1MB cap, per stream, baked in. stdout and stderr are accumulated into JavaScript strings, but each data event is gated on length < MAX_OUTPUT_SIZE (1,048,576 bytes). Once the cap is hit, additional data is dropped and a flag is set. The final result string is suffixed with [stdout truncated at 1MB]. That is the cost of buffering rather than streaming: the model gets a clean structured result, but tail -f some.log is not a workload this server is built for. A typical npm test or dotnet build fits comfortably.

The shell is bash, period. v0.3.0 had a shell parameter that let the model pick cmd on Windows. v0.4.0 removed it. The reason is buried in the CHANGELOG: cmd.exe’s double-quote rules silently truncate multi-line strings at the first newline, so heredoc bodies the model sent through cmd collapsed to their first line. The model would assume the command ran with the body it constructed; bash on the other side disagreed. Removing the choice was cheaper than teaching the model to always pick bash. It is also why the tool description (in src/tools/execute-command.ts) actively coaches the model to use heredocs:

gh pr create --title "My PR" --body "$(cat <<'EOF'
## Summary

- First item
- Second item
EOF
)"

The \n characters in the JSON command string decode to real newlines before bash sees them, and bash’s heredoc semantics handle the rest.

No PTY, by design

The child is spawned with stdio: ["ignore", "pipe", "pipe"] — no pseudo-terminal. There is no way to attach to a running prompt, no terminal width signaling, no color negotiation by default. For build commands, package installs, git, and test runs, this is fine; the model gets clean output uncluttered by ANSI escapes. For vim, top, lldb, or any REPL that expects an interactive TTY, this is the wrong tool. The server makes no attempt to fake one.

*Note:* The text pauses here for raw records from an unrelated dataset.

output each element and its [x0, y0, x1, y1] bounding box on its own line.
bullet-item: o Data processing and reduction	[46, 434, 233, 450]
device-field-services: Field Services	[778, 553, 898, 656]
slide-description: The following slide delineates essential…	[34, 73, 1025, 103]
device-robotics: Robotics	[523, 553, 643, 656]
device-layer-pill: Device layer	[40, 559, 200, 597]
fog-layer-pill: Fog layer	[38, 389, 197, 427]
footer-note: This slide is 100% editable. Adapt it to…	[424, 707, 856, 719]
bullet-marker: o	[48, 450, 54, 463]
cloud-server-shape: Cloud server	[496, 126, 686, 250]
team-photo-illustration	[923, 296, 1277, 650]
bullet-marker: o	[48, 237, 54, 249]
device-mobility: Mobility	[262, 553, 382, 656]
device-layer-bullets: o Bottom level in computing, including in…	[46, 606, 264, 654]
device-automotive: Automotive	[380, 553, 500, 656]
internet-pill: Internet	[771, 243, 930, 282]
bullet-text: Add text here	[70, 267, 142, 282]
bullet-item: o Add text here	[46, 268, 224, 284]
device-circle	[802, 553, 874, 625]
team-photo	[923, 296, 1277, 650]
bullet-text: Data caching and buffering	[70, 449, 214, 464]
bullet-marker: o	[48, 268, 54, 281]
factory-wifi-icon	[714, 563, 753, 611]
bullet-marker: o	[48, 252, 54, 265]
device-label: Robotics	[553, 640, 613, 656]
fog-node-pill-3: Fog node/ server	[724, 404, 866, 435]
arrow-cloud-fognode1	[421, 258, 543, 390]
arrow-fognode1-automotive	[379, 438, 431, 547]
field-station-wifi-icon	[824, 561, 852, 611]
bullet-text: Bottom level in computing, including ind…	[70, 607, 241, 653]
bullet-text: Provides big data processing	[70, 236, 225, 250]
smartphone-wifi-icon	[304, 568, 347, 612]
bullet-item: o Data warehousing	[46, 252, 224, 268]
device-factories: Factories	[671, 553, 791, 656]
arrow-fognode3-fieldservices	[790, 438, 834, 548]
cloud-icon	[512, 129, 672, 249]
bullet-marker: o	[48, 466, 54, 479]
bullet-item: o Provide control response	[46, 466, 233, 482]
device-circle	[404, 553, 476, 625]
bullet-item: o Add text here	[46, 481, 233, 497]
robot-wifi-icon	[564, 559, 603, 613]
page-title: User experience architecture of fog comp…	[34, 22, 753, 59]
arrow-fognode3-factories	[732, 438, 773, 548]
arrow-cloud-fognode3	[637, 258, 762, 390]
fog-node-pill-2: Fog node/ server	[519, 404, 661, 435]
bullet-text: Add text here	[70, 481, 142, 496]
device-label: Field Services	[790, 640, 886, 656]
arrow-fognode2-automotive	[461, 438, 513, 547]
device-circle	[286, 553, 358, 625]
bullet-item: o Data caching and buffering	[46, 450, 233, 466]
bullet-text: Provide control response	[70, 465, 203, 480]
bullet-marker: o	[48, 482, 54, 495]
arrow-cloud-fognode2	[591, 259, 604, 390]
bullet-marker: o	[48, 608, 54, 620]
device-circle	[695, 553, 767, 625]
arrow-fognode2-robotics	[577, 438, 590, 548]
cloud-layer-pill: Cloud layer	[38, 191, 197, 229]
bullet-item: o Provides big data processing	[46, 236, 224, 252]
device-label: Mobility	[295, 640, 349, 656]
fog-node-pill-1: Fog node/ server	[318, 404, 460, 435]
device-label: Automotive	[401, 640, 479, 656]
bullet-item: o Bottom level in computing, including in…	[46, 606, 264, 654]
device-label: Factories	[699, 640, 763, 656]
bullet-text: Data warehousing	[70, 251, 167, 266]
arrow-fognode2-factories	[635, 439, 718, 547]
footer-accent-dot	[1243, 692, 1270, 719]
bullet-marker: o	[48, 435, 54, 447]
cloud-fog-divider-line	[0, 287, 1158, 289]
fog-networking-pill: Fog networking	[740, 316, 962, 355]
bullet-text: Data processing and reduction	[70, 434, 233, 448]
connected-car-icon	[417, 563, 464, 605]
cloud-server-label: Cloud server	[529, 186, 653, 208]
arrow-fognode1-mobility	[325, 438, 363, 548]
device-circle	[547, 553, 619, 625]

That tradeoff is deliberate. A PTY-backed MCP server would need streaming, partial-output protocol, and interactive I/O semantics that MCP itself does not currently model well. cowork-terminal-mcp stays inside the boundary where one-shot command execution actually fits the protocol.

When this is the right bridge

cowork-terminal-mcp is small on purpose. One tool, stdio only, fail-loud bash resolution, deliberate output caps, no shell choice, no PTY. If you run Claude Cowork on Windows and want it to actually run things on the host, this is the bridge that makes the sandbox boundary stop hurting. If you already run Claude Code CLI, it is a cheap extra capability to have registered for the day a workflow needs to step outside the model’s built-in Bash tool. Source and issues are at github.com/marius-bughiu/cowork-terminal-mcp; the package is on npm at cowork-terminal-mcp.